Kisah Dinosaurus bernama TVRI

January 20, 2020

Jakarta — Jelang akhir Agustus 2019, kabar kisruh di Lembaga Penyiaran Publik (LPP) TVRI santer terdengar. Sejumlah dokumen internal sampai di tangan Dewan Pengawas LPP TVRI dan bikin tercekat. Nilai tagihan dengan jumlah besar.

Salah satu dokumen adalah bujet show manajemen milad TVRI tanggal 24 Agustus 2018 di Balai Sarbini senilai Rp116 juta. Bikin heran, rupanya acara ini tidak memakai sumber daya manusia TVRI tetapi dialihdayakan (outsource) ke pihak luar.

Kemudian ada perincian bujet produksi ‘Kuis Siapa Berani’ tanggal 2 Agustus 2019 yang diselenggarakan di Studio 2 Balai Diklat TVRI ditagihkan senilai Rp146.533.000. Salah satu angka yang bikin Dewan Pengawas (Dewas) kaget adalah biaya sewa alat senilai Rp44,3 juta untuk dua episode.
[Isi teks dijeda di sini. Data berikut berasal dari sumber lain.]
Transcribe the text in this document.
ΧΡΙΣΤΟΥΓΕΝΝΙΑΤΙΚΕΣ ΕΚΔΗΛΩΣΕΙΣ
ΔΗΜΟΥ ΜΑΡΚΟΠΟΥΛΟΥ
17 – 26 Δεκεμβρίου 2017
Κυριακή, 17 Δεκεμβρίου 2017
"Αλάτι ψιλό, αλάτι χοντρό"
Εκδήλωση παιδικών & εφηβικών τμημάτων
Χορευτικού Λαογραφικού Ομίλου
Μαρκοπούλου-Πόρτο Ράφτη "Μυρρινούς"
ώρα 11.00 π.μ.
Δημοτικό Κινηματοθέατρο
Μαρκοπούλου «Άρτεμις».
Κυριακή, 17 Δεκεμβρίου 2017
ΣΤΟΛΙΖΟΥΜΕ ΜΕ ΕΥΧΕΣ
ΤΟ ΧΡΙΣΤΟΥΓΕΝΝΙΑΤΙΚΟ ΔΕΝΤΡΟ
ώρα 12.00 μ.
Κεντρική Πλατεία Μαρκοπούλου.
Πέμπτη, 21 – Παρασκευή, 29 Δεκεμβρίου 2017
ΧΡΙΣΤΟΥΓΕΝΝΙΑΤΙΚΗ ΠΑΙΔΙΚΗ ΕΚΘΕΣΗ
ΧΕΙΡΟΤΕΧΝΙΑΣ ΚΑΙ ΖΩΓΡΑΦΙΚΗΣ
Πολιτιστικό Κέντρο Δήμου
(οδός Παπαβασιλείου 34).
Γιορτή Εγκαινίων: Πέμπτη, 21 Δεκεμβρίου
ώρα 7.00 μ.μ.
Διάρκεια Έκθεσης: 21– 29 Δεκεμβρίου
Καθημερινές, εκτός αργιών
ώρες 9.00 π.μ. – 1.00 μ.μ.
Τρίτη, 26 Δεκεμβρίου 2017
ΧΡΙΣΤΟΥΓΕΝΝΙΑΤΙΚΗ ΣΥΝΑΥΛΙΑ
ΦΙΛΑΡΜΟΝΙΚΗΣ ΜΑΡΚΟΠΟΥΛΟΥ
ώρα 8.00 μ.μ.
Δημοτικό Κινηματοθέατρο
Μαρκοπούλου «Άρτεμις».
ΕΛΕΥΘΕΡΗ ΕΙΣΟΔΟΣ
Dari dua dokumen tersebut muncul nama PT Media Mahakarya Indonesia alias Triwarsana yang dipimpin Reinhard Roosevelt Marshall Tawas. Dari jejak digital yang ada, sulit menampik kedekatan Reinhard dan Dirut TVRI, Helmy Yahya.

Dalam buku Siapa Berani Jadi entrepreneur: Saya Saja Tidak Menyangka Jadi Entrepreneur yang ditulis Helmy Yahya dan Baban Sarbana, diterbitkan oleh PT Elex Media Komputindo tahun 2006 pada halaman 103 Helmy menulis “Ia rekan saya sejak di Ani Sumadi Production. Orangnya sangat pintar, seperti ensiklopedia berjalan. Akurasi datanya luar biasa. Saya pertama kali kenal karena ia adalah teman kerja kakak saya, Tantowi Yahya. Kepintarannya teruji dengan menjadi pemenang Kuis Serba Prima di TVRI yang dibawakan almarhum Olan Sitompul. Itu pula yang membuat saha mengajak Reinhard menjadi tim soal di beberapa kuis produksi Ani Sumadi Production.”

Dokumen berikutnya yang bikin penggemar Liverpool bisa nonton gratisan adalah tagihan hak siar Liga Inggris dari PT Global Media Visual ke TVRI sesuai perjanjian nomor No. 002/GMV/LG/VI/2019 dan No.07/SP/I.1/TVRI/2019. Nilainya, Rp24 miliar. Ditambah pajak totalnya Rp27 miliar lebih. Konon, masih ada hutang lain untuk hak siar Badminton senilai belasan miliar rupiah.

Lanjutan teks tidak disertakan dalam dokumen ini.